Waterworth et al. (1977): Blend fresh leaves of P. vulgaris in 0.02 M phosphate buffer, pH 7.5. Add chloroform to buffer and tissue so that the final ratio is 0.2:3:1. Centrifuge at 10,000 g for 10 min. Concentrate the virus from the supernatant fluid by centrifuging it at 105,000 g for 1.5 h or by adding polyethylene glycol (M. Wt 6000) to 10% (w/v), without NaCl, followed by centrifugation at 10,000 g. Resuspend the pellets in 0.02 M phosphate buffer and centrifuge at low speed. Further purify by centrifugation in 10 to 40% sucrose gradients. Store the virus in neutral 0.02 M phosphate buffer. Yields of virus are 0.3 to 0.5 mg/g tissue (Waterworth et al., 1977).

Properties of Particles

The particles sediment as a single component (Fig. 4) with a sedimentation coefficient (s20, w) of about 127 S.

Absorbance at 260 nm (1 mg/ml; 1 cm light path): 5 (H. Waterworth, unpublished data).

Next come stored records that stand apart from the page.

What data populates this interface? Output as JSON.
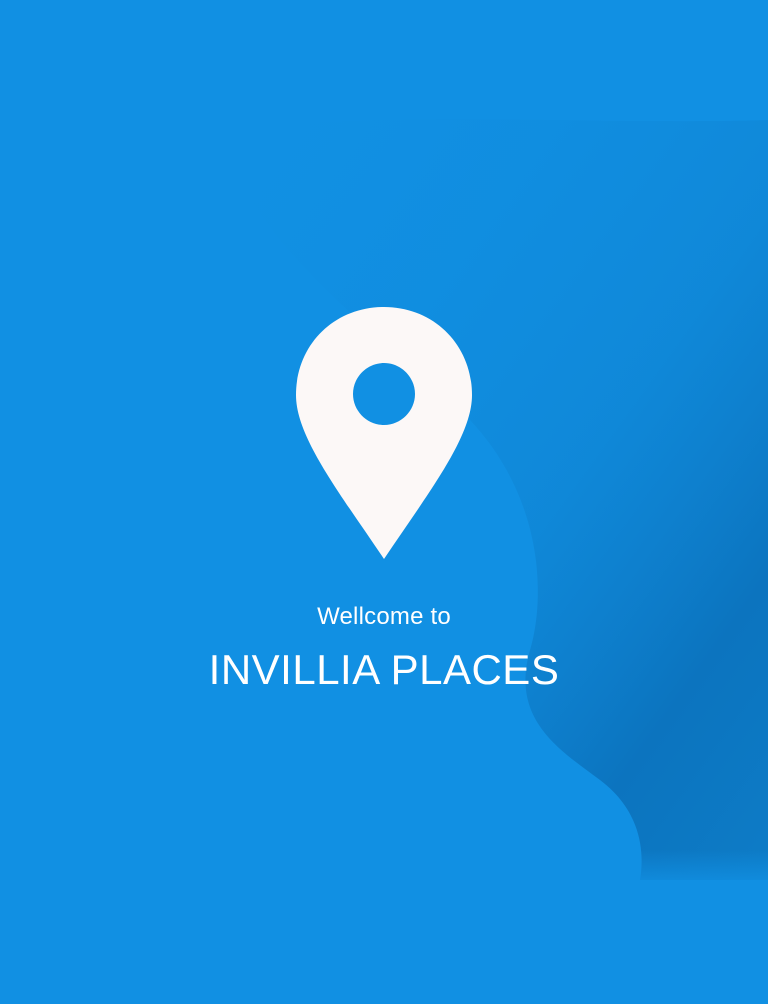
{
  "splash": {
    "welcome_text": "Wellcome to",
    "app_name": "INVILLIA PLACES",
    "logo_icon": "location-pin-icon"
  },
  "colors": {
    "background": "#1190e3",
    "wave_shadow": "#0b6fb5",
    "pin": "#fcf8f7",
    "text": "#ffffff"
  }
}
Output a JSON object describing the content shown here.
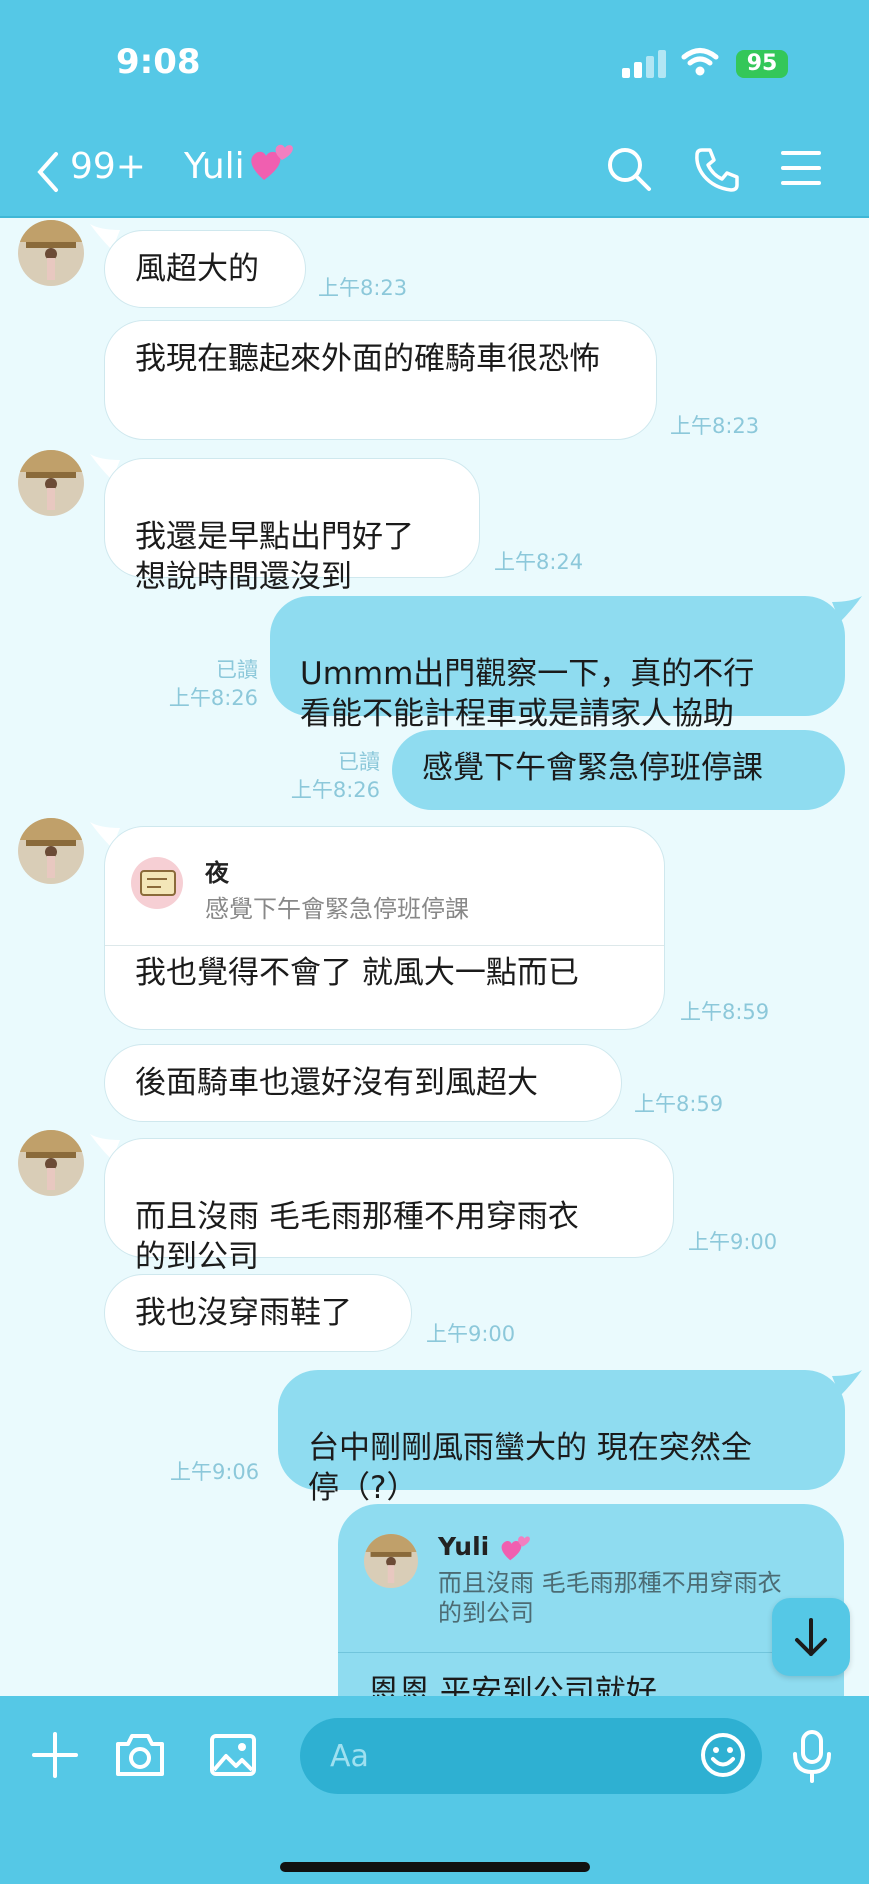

A260/A280: 1.55; Amax(258)/Amin(243): 1.2; both values are uncorrected for light-scattering (Waterworth et al., 1977).

Particle Structure

Particles are isometric, about 28 nm in diameter (Fig. 5). Some appear to be penetrated by stain in both leaf-dip and purified preparations stained with 2% phosphotungstate, pH 7 (Waterworth et al., 1977).

Particle Composition

Nucleic acid: RNA, single-stranded, M. Wt about 1.27 x 106, comprising about 20% of the particle weight (H. Waterworth, unpublished data). Molar percentages of nucleotides: G:21.7; A:25.8; C:31.5; U:21.0

Protein: Not studied.

Other components: None reported.

Relations with Cells and Tissues

No data.


The virus is extremely infectious in legumes and spreads uncontrollably among beans in the greenhouse, often without inciting symptoms. If it is as infective in the field, it may be widespread in Central and South America. It may occur undetected in many bean cultivars in which it incites no obvious symptoms. It often occurs in mixed infections with viruses that themselves cause symptoms, such as bean curly dwarf mosaic virus (Fig. 6 ) (Meiners et al., 1977), bean common mosaic virus, and others (Waterworth et al., 1977). Several chrysomelid beetles are prime suspects in spreading the virus because of their widespread distribution. In symptomatology and host range, bean mild mosaic virus could be confused with bean pod mottle virus, but the two can be distinguished by serology and other means.


References list for DPV: Bean mild mosaic virus (231)

  1. Hampton & Hancock, Phytopathology 71: 223, 1981.
  2. Meiners, Waterworth, Lawson & Smith, Phytopathology 67: 163, 1977.
  3. Waterworth, Meiners, Lawson & Smith, Phytopathology 67: 169, 1977.
  4. Scott & Phatak, Phytopathology 69: 346, 1979.